Mathematical tools to study tumors

Researchers from the Department of Cellular Biology at the University of Seville and the Seville Institute of Biomedicine (IBiS), Pablo Vicente and Doctor Luisma Escudero, in close collaboration with the researcher Rebecca Burgos and other members of the group of Doctor Rosa Noguera (University of Valencia—INCLIVA, CIBERONC) have published a study aimed at developing new therapies to fight childhood cancer.

This project means a step forward in the basic aspect of the study of cancer that could open new avenues of research to help understand what makes a tumour more or less aggressive and how they can be fought. However, the researchers stress that their finding does not in itself mean a cure for cancer.

Neuroblastoma is a type of cancer that originates during the development of the nervous system. It mainly affects children less than 18 months old. It is the most common solid tumour in early childhood and despite the great improvements made in the cure rate for other childhood tumours, the survival rate for patients with neuroblastoma is much less satisfactory.

There is clear evidence that the location where the tumour is and what supports it (the extracellular matrix), plays an important role in the initial growth and development of the tumour. This setting is formed by a network of fibres and fibrils, which, depending on their density and how they are connected, give more or less rigidity to this tumorous micro-environment.
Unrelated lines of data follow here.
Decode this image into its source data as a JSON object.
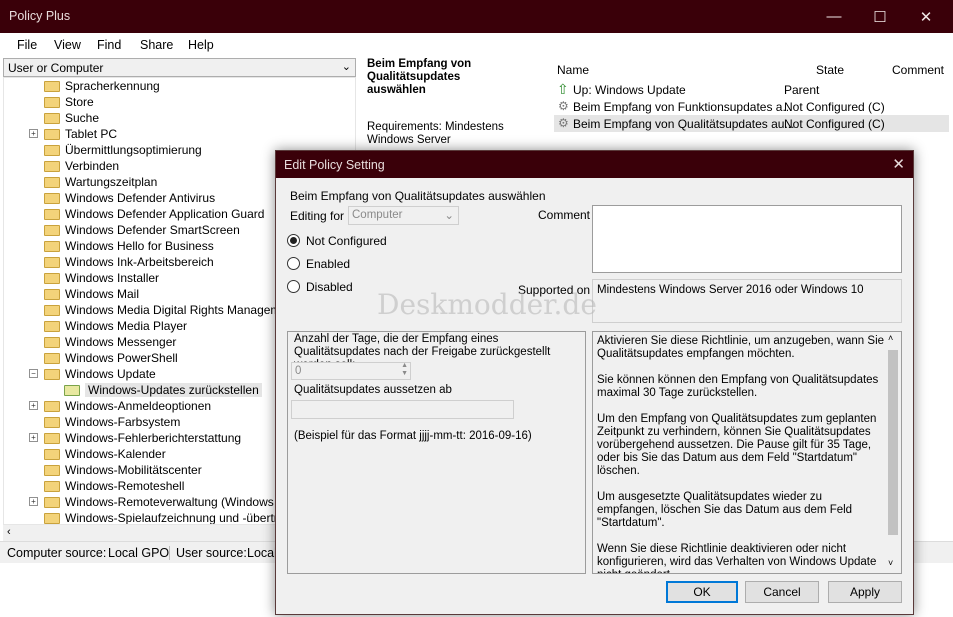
{
  "window": {
    "title": "Policy Plus",
    "min": "—",
    "max": "☐",
    "close": "✕"
  },
  "menu": [
    "File",
    "View",
    "Find",
    "Share",
    "Help"
  ],
  "combo": {
    "value": "User or Computer"
  },
  "tree": {
    "items": [
      {
        "label": "Spracherkennung"
      },
      {
        "label": "Store"
      },
      {
        "label": "Suche"
      },
      {
        "label": "Tablet PC"
      },
      {
        "label": "Übermittlungsoptimierung"
      },
      {
        "label": "Verbinden"
      },
      {
        "label": "Wartungszeitplan"
      },
      {
        "label": "Windows Defender Antivirus"
      },
      {
        "label": "Windows Defender Application Guard"
      },
      {
        "label": "Windows Defender SmartScreen"
      },
      {
        "label": "Windows Hello for Business"
      },
      {
        "label": "Windows Ink-Arbeitsbereich"
      },
      {
        "label": "Windows Installer"
      },
      {
        "label": "Windows Mail"
      },
      {
        "label": "Windows Media Digital Rights Management ("
      },
      {
        "label": "Windows Media Player"
      },
      {
        "label": "Windows Messenger"
      },
      {
        "label": "Windows PowerShell"
      },
      {
        "label": "Windows Update"
      },
      {
        "label": "Windows-Updates zurückstellen"
      },
      {
        "label": "Windows-Anmeldeoptionen"
      },
      {
        "label": "Windows-Farbsystem"
      },
      {
        "label": "Windows-Fehlerberichterstattung"
      },
      {
        "label": "Windows-Kalender"
      },
      {
        "label": "Windows-Mobilitätscenter"
      },
      {
        "label": "Windows-Remoteshell"
      },
      {
        "label": "Windows-Remoteverwaltung (Windows Rem"
      },
      {
        "label": "Windows-Spielaufzeichnung und -übertragun"
      }
    ]
  },
  "policy_panel": {
    "title": "Beim Empfang von Qualitätsupdates auswählen",
    "requirements": "Requirements: Mindestens Windows Server"
  },
  "list": {
    "headers": {
      "name": "Name",
      "state": "State",
      "comment": "Comment"
    },
    "rows": [
      {
        "name": "Up: Windows Update",
        "state": "Parent"
      },
      {
        "name": "Beim Empfang von Funktionsupdates a...",
        "state": "Not Configured (C)"
      },
      {
        "name": "Beim Empfang von Qualitätsupdates au...",
        "state": "Not Configured (C)"
      }
    ]
  },
  "status": {
    "computer_source_label": "Computer source:",
    "computer_source_value": "Local GPO",
    "user_source_label": "User source:",
    "user_source_value": "Local"
  },
  "dialog": {
    "title": "Edit Policy Setting",
    "setting_name": "Beim Empfang von Qualitätsupdates auswählen",
    "editing_for_label": "Editing for",
    "editing_for_value": "Computer",
    "comment_label": "Comment",
    "radios": {
      "not_configured": "Not Configured",
      "enabled": "Enabled",
      "disabled": "Disabled"
    },
    "selected": "not_configured",
    "supported_on_label": "Supported on",
    "supported_on_value": "Mindestens Windows Server 2016 oder Windows 10",
    "watermark": "Deskmodder.de",
    "options": {
      "days_label": "Anzahl der Tage, die der Empfang eines Qualitätsupdates nach der Freigabe zurückgestellt werden soll:",
      "days_value": "0",
      "pause_label": "Qualitätsupdates aussetzen ab",
      "pause_value": "",
      "format_hint": "(Beispiel für das Format jjjj-mm-tt: 2016-09-16)"
    },
    "help_paragraphs": [
      "Aktivieren Sie diese Richtlinie, um anzugeben, wann Sie Qualitätsupdates empfangen möchten.",
      "Sie können können den Empfang von Qualitätsupdates maximal 30 Tage zurückstellen.",
      "Um den Empfang von Qualitätsupdates zum geplanten Zeitpunkt zu verhindern, können Sie Qualitätsupdates vorübergehend aussetzen. Die Pause gilt für 35 Tage, oder bis Sie das Datum aus dem Feld \"Startdatum\" löschen.",
      "Um ausgesetzte Qualitätsupdates wieder zu empfangen, löschen Sie das Datum aus dem Feld \"Startdatum\".",
      "Wenn Sie diese Richtlinie deaktivieren oder nicht konfigurieren, wird das Verhalten von Windows Update nicht geändert."
    ],
    "buttons": {
      "ok": "OK",
      "cancel": "Cancel",
      "apply": "Apply"
    }
  }
}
Therefore, it is important to understand how tumour cells are related to the extracellular matrix and how the fibres and fibrils are organised. This is not easy. To achieve this, the researchers have combined in this study the analysis of images of biopsy samples of tumours from patients affected by neuroblastoma, with new mathematical procedures (graph theory) that have allowed them to describe how the vitronectin fibrils are organised. The conclusion of this complex study is quite a lot simpler. The degree of organisation of the vitronectin correlates with the aggressiveness of the tumour and could be used to classify patients before any potential treatment.